No longer enrolling, in long-term follow up

Phase I High Risk or Steroid Refractory Acute Graft Versus Host Disease Clinical Trial

The Midwest Stem Cell Therapy Center is currently recruiting for a phase I study to evaluate the safety of umbilical cord-derived, ex-vivo cultured and expanded Wharton's Jelly Mesenchymal stem cells for the treatment of de novo high risk acute or steroid refractory acute graft versus host disease.

The objective of this study is to evaluate the safety of umbilical cord derived, ex-vivo cultured and expanded Wharton's Jelly Mesenchymal stem cells (MSCTC-0010) to treat de novo high risk (HR) aGVHD or steroid refractory (SR) aGVHD and to assess feasibility of rapid biomarker-based risk stratification.

To view the most up-to-date information about the study, visit ClinicalTrials.gov (NCT03158896).

Principal Investigator, Joseph McGuirk, D.O.

No longer enrolling, in long-term follow up

A Prospective Randomized Double Blinded Placebo Controlled Phase II Trial of Intra-coronary Infusion of AMR-001, a Bone Marrow Derived Autologous CD34+ Selected Cell Product, in Patients with Acute Myocardial Infarction (Pre-SERVE AMI), sponsored by Amorcyte.

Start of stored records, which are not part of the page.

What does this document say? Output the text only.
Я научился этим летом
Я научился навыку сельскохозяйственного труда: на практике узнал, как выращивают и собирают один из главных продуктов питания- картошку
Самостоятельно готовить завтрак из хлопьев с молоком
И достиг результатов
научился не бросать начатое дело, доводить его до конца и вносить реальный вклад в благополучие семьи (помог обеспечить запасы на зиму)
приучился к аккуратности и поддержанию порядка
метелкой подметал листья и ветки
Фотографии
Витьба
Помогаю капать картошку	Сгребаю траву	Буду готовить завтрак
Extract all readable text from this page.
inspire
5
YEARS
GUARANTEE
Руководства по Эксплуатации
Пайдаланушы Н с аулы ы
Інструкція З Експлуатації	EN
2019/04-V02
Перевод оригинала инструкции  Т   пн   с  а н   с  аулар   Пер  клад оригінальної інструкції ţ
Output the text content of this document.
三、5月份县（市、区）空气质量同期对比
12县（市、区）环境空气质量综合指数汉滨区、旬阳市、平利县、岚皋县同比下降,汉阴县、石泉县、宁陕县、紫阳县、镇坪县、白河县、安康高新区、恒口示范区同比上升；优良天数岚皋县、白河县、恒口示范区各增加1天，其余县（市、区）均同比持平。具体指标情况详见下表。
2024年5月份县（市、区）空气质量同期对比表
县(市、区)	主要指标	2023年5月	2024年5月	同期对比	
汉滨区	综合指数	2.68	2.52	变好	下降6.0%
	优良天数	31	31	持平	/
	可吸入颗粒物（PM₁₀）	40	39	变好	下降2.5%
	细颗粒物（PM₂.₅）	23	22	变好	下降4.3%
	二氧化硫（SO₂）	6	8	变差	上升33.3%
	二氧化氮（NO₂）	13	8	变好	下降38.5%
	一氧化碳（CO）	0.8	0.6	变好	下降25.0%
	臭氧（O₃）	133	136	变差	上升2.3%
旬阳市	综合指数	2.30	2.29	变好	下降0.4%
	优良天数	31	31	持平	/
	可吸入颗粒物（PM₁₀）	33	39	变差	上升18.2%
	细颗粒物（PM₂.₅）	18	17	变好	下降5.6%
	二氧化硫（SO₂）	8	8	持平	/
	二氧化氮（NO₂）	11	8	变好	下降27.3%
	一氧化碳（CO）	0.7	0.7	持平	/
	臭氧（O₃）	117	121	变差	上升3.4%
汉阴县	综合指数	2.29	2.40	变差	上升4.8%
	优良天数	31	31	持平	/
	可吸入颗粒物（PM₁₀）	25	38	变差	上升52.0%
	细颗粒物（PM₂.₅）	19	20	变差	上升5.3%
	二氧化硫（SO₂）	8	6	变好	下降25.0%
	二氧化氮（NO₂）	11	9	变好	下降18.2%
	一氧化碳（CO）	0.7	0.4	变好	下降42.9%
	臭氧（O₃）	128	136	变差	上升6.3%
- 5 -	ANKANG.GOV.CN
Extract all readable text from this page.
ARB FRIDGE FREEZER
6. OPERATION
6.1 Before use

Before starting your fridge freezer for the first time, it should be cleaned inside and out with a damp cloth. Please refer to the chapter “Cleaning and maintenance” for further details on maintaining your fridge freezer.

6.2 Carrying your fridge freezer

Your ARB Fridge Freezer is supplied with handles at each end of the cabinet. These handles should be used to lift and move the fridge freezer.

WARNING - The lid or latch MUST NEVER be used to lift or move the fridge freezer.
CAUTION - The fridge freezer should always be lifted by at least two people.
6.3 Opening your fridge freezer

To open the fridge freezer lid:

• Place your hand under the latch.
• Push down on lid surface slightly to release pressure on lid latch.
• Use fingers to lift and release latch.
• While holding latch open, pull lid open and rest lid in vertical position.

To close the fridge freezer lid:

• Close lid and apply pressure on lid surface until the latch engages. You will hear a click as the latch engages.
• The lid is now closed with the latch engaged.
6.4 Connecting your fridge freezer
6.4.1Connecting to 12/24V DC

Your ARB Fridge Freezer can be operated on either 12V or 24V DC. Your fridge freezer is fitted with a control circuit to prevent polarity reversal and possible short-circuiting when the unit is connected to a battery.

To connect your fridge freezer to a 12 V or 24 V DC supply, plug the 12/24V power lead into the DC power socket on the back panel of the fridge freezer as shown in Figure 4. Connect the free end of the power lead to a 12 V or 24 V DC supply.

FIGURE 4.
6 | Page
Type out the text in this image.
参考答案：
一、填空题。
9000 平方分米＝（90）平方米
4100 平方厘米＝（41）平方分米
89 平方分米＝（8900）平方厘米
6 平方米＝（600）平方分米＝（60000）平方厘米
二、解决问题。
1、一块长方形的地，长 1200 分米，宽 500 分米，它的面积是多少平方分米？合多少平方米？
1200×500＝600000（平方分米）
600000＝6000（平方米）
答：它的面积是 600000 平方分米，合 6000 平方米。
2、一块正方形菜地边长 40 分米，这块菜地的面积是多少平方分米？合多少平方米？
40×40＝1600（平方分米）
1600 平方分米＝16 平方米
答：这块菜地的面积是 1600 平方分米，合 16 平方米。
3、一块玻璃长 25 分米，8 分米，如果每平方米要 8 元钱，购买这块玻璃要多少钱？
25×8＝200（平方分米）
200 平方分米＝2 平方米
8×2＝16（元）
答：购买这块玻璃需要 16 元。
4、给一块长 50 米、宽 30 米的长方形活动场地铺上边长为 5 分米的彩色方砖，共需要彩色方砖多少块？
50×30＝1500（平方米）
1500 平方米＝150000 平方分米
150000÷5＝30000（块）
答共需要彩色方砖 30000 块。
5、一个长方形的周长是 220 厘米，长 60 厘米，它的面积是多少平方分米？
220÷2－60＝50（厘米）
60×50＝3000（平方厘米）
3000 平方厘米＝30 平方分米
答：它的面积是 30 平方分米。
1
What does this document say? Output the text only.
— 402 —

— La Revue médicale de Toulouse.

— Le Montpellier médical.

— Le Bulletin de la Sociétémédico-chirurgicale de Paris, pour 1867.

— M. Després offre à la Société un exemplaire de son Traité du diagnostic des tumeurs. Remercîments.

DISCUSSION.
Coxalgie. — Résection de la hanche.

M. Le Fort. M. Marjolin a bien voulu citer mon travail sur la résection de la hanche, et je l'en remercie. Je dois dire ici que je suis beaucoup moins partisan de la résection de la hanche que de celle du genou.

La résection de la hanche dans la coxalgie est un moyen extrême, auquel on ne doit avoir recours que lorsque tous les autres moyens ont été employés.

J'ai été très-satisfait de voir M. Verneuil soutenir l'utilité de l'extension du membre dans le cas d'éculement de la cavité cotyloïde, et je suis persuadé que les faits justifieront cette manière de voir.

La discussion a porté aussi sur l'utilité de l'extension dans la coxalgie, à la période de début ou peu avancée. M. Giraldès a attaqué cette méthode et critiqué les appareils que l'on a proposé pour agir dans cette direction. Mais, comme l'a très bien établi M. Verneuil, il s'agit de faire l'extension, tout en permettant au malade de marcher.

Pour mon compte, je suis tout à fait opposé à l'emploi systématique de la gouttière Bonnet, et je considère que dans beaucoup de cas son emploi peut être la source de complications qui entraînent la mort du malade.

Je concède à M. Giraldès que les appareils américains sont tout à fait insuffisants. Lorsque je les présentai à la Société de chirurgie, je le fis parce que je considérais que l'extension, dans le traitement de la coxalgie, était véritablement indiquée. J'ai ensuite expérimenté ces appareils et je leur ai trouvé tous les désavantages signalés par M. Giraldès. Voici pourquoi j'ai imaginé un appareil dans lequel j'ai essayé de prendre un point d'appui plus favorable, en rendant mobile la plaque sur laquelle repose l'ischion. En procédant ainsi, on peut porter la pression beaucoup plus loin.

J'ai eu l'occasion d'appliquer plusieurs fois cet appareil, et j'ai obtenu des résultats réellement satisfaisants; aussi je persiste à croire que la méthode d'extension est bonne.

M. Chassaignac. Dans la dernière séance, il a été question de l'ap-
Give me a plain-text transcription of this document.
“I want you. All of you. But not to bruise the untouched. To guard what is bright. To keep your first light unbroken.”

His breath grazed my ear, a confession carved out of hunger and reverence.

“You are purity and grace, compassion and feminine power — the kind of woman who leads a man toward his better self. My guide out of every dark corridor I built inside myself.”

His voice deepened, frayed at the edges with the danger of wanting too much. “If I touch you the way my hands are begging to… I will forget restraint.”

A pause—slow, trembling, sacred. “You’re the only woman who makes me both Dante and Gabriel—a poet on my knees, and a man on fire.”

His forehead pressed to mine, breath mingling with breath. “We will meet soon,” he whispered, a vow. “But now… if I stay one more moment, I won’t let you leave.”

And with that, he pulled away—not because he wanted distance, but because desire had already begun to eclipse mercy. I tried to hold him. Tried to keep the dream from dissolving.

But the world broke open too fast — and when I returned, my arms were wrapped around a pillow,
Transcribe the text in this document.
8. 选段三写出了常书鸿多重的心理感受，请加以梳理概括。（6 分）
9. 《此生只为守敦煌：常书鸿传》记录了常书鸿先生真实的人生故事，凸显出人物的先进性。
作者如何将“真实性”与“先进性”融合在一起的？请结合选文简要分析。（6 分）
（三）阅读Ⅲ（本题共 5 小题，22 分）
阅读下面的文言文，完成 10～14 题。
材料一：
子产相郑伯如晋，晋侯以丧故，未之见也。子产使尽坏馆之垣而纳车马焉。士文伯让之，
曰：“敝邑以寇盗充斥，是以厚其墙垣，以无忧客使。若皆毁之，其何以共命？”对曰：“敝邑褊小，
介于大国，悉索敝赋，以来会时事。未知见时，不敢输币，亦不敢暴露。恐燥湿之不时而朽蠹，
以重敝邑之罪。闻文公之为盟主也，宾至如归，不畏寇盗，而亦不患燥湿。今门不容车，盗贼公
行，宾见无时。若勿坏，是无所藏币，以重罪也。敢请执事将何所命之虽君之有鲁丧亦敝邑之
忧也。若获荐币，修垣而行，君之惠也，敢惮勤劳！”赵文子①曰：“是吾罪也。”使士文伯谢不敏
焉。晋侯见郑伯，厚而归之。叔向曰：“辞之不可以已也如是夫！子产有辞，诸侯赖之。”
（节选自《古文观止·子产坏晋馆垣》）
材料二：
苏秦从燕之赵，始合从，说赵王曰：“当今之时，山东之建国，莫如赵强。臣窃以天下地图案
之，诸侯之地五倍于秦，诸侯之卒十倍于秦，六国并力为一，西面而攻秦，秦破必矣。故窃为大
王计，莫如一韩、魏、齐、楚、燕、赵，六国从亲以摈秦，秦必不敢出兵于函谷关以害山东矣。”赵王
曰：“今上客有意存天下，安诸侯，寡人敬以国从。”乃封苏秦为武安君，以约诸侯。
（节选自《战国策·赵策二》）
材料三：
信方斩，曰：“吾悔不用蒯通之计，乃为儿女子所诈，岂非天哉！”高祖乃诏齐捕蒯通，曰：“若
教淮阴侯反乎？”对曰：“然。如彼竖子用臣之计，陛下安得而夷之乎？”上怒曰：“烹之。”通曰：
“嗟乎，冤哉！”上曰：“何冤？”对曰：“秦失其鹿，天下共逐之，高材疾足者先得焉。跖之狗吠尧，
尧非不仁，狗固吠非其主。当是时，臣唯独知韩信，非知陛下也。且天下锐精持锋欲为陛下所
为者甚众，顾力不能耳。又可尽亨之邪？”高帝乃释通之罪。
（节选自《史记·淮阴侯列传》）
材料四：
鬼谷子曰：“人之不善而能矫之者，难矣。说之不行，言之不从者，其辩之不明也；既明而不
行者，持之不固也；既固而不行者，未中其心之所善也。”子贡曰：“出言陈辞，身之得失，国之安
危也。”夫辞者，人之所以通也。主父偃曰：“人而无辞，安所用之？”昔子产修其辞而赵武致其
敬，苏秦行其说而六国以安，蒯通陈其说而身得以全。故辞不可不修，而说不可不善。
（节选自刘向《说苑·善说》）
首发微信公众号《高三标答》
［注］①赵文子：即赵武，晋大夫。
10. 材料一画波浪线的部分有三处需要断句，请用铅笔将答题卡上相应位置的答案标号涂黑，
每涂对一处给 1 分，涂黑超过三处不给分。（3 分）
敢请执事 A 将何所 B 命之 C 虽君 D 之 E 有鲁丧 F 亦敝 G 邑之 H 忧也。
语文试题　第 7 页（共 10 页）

Principal Investigator, Buddhadeb Dawn, M.D.

The primary objective of the study is to determine safety and the effect of intracoronary infusion of AMR-001 on myocardial perfusion using the resting total severity score (RTSS), measured by gated SPECT MPI at baseline and six months, in subjects with STEMI.

Single-center randomized double-blind placebo-controlled phase 2 proof of concept study to assess the efficacy and safety of ASCT01 in Patients with Critical Limb Ischemia, sponsored by Lifecells LLC.

Principal Investigator, Buddhadeb Dawn, M.D.

The primary objective of this trial is to compare the effects of treatment with ASCT01 with placebo in patients with critical limb ischemia who have exhausted all options for revascularization.

Phase II "ALLSTAR" clinical trial, sponsored by Capricor, Inc. (Capricor).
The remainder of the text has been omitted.